De los 11.000 millones de dólares (8.200 millones de euros) prometidos en la cumbre que se celebró en Nueva York
-más de la mitad estaban previstos para el año pasado- queda mucho por llegar. En vez de dinero, muchos países han optado por condonar la deuda externa que acumula Haití. Mientras, la Administración Obama ha asegurado que entregará el 10% de los 1.000 millones de dólares (750 millones de euros) prometidos para reconstruir el país. Pero el dinero sigue sin aparecer por ningún lado. Los programas de alimentos, único sustento de cientos de miles de personas, se terminaron el pasado mes de abril y nadie ha buscado un plan alternativo para abastecer a los más desfavorecidos.
Puerto Príncipe se asemeja bastante a una zona de conflicto. Casas derruidas o a medio derruir. Toneladas de escombros inundan las calles mientras varios operarios se afanan en retirarlos con unas endebles palas. A pesar de su titánico esfuerzo, un año después del terremoto sólo el 2% del total de los escombros que atestan las calles de la capital han sido retirados. El resto sigue esparcido por el suelo esperando pacientemente a una ayuda internacional que no llega. Sólo retirar los escombros costará 1.200 millones de dólares (900 millones de euros). “Haití necesita salir de la crisis gubernamental en la que está inmersa. Los países occidentales son los primeros que han apostado por las elecciones presidenciales, porque quieren dar el dinero a una cabeza visible para que lo gestione de la mejor manera. Mientras no haya un presidente, no habrá ni un solo euro a repartir entre los más necesitados”, afirma Mulet.

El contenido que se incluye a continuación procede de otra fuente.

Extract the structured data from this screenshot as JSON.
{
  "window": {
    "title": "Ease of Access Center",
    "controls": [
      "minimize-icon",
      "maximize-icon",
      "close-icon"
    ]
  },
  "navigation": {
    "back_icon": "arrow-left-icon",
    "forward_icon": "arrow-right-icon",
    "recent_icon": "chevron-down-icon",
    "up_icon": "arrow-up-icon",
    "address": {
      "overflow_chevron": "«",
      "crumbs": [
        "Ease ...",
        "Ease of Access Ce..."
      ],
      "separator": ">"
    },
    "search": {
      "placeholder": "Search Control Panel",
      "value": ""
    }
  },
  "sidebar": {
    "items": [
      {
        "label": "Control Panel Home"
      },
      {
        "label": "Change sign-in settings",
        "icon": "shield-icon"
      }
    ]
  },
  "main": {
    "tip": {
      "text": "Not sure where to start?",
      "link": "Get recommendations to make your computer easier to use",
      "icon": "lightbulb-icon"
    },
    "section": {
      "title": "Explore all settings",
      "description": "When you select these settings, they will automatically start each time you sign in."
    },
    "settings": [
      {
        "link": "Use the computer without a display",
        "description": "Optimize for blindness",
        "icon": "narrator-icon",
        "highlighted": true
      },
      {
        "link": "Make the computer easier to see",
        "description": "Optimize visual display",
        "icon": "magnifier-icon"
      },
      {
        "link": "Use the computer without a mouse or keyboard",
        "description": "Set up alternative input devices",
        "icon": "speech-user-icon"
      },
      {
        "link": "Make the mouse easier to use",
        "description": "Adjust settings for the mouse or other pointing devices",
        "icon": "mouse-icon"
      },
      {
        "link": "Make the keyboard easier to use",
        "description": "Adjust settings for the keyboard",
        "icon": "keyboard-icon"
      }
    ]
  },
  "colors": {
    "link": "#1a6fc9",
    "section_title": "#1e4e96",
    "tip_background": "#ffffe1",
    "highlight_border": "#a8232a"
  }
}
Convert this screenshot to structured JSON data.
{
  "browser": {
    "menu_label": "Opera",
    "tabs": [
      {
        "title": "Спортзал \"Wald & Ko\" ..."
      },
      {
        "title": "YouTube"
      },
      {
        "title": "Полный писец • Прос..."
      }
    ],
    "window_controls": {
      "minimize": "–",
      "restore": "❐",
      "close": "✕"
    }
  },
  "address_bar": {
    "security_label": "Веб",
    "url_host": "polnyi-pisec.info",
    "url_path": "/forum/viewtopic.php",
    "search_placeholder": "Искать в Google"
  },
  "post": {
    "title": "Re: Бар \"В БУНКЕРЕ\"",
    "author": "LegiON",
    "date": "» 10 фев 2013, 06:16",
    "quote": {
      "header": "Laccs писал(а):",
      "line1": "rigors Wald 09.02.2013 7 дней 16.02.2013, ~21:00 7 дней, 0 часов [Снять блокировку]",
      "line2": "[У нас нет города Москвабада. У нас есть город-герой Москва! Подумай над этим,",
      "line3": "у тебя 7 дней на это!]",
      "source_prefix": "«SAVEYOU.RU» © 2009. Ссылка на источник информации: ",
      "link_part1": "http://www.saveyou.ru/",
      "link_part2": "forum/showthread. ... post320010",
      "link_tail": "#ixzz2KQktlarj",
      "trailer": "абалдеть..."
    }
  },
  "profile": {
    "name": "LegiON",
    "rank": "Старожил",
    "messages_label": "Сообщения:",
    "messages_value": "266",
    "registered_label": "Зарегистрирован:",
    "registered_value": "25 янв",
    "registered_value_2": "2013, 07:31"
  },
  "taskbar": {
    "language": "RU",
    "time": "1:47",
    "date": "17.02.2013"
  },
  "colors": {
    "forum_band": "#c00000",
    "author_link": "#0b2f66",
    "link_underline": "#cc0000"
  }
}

Haití es el país más pobre de todo el hemisferio occidental -con una renta per cápita de 772 dólares (576 euros) por habitante- y el octavo más pobre del planeta. El 80% de la población vive por debajo del umbral de la pobreza.
El seísmo engulló hospitales, colegios, comisarías de policía, bancos, iglesias, cárceles e incluso edificios oficiales. Un año después del devastador terremoto muchas infraestructuras siguen inoperativas. La situación no ha mejorado un ápice. La falta de cooperación entre el Gobierno de René Prèval, Naciones Unidas y las ONG deja patente el vacío político en el que está instalado el país caribeño, que deja desamparados a más de 1.300.000 damnificados por el seísmo. Unos damnificados que ahora, un año después, tienen que hacer frente a una epidemia de cólera que se ha cobrado ya cerca de 3.000 muertos en todo el país.
“Haití es la república de las ONG. Hay 10.000 desplegadas por todo el territorio... Pero sólo unas 500 informan de sus actividades. De las demás no sabemos a qué se dedican”, se defiende Edmond Mulet.
La noche comienza a cubrir el cielo de Puerto Príncipe cual manta estrellada. Pequeñas lucecitas tintinean a ambos lados de la carretera. Las velas de los puestecillos de las vendedoras ambulantes lloran lágrimas de cera mientras se van consumiendo poco a poco. Los haitianos deberán pasar otra noche en penumbra a la espera de que el sol les brinde un pequeño halo de luz en sus oscuras vidas.